Gold Coast Bulletin Sea Slug Census Article



Organisers of next weekend Sea Slug Census say it isnt just a frivolous search for slugs. Image C Level Media

 Divers to search entire Gold Coast to count all the sea slugs they can

Nicholas McElroy, Gold Coast Bulletin

SNORKELLERS, divers and even swimmers are being called on to pull on their sluggos and join the hunt to count the number of sea slugs in Gold Coast waterways.

The city’s first sea slug census will cover from the Tweed to the Seaway, with organiser Deb Aston saying it was not just a frivolous search for the tiny, colorful creatures.

Join the great Gold Coast sea slug census! A local diver with a Spanish Dancer. Image C Level Media

Data collected from the two-day survey next weekend will be used by researchers, some of them

looking into the colours of sea slugs and trying to find toxins that could be used in the fight against cancer.

But she said the main aim of the census was to identify new species and see if there were any seaslugs in Glitter Strip waterways that shouldn’t be.

“The discovery of new species in areas where they shouldn’t be can help track global warming,” Ms Aston said.

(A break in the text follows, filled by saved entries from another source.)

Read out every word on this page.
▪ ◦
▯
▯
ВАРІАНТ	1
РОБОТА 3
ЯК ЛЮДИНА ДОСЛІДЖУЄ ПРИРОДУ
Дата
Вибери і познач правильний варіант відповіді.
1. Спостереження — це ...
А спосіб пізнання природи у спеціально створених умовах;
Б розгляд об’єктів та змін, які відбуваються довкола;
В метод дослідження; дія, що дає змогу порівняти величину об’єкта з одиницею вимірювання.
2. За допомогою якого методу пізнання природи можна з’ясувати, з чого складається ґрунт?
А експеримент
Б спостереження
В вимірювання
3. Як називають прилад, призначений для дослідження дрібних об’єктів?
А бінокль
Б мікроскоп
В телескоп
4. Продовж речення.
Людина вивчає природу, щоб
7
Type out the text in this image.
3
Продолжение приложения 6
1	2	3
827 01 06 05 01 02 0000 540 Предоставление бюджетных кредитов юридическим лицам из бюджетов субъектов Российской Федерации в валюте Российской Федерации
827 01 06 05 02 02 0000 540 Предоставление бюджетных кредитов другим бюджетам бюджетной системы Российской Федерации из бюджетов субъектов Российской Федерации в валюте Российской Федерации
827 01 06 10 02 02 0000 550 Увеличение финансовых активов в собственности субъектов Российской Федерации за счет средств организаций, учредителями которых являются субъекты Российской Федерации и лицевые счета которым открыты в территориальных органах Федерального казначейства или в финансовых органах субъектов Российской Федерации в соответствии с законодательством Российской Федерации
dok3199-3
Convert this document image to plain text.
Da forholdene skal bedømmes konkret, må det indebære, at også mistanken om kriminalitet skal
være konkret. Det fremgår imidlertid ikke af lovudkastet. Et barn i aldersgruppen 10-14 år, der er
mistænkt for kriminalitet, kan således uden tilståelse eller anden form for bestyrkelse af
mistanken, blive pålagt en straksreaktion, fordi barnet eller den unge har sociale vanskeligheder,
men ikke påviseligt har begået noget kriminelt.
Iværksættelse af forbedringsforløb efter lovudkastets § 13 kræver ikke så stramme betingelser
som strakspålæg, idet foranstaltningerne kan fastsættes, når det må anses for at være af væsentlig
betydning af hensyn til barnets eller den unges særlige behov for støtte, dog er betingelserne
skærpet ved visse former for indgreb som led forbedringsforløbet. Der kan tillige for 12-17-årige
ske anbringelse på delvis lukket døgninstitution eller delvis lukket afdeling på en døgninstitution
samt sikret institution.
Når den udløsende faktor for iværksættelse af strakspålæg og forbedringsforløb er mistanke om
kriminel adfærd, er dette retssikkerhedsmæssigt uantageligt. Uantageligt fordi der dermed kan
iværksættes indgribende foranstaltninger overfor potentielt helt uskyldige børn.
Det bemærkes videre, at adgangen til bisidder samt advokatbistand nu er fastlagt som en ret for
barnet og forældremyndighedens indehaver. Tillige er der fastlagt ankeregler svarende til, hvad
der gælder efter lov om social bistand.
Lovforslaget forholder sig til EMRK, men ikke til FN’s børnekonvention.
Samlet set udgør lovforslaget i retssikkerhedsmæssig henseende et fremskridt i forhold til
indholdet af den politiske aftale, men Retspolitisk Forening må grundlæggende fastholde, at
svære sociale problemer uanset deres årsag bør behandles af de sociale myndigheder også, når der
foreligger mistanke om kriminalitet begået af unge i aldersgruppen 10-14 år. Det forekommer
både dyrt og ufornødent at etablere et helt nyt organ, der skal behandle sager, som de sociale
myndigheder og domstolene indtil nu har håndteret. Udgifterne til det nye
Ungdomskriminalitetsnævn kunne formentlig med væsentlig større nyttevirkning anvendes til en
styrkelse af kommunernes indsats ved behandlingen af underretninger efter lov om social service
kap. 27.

Join the great Gold Coast sea slug census! A bubble shell sea slug. Image C Level Media

“There are a lot of questions to be answered.”

Ms Aston said anyone with sluggos and a snorkel could take part in the initiative with Southern Cross University.

So far about 50 people have signed up to collect information, which includes underwater photos, size and where the creatures are found.

Join the great Gold Coast sea slug census! A nNudibranch being checkout by a sea horse. Image © C Level Media

“You don’t even have to swim – people can look under the rocks at Burleigh for them,” said the avid Brisbane diver, who has photographed 155 species of sea slug in the Seaway since 2011.

“You can find them in any rocky areas really,” she said.

Join the great Gold Coast sea slug census! A pink nudibranch. Image C Level Media

Southern Cross University’s Professor Steve Smith said the images taken next weekend were an important expansion in similar NSW research.

“The results have highlighted the ability of citizen scientists to provide important data, some of which has now been published in international scientific journals,” Prof Smith said.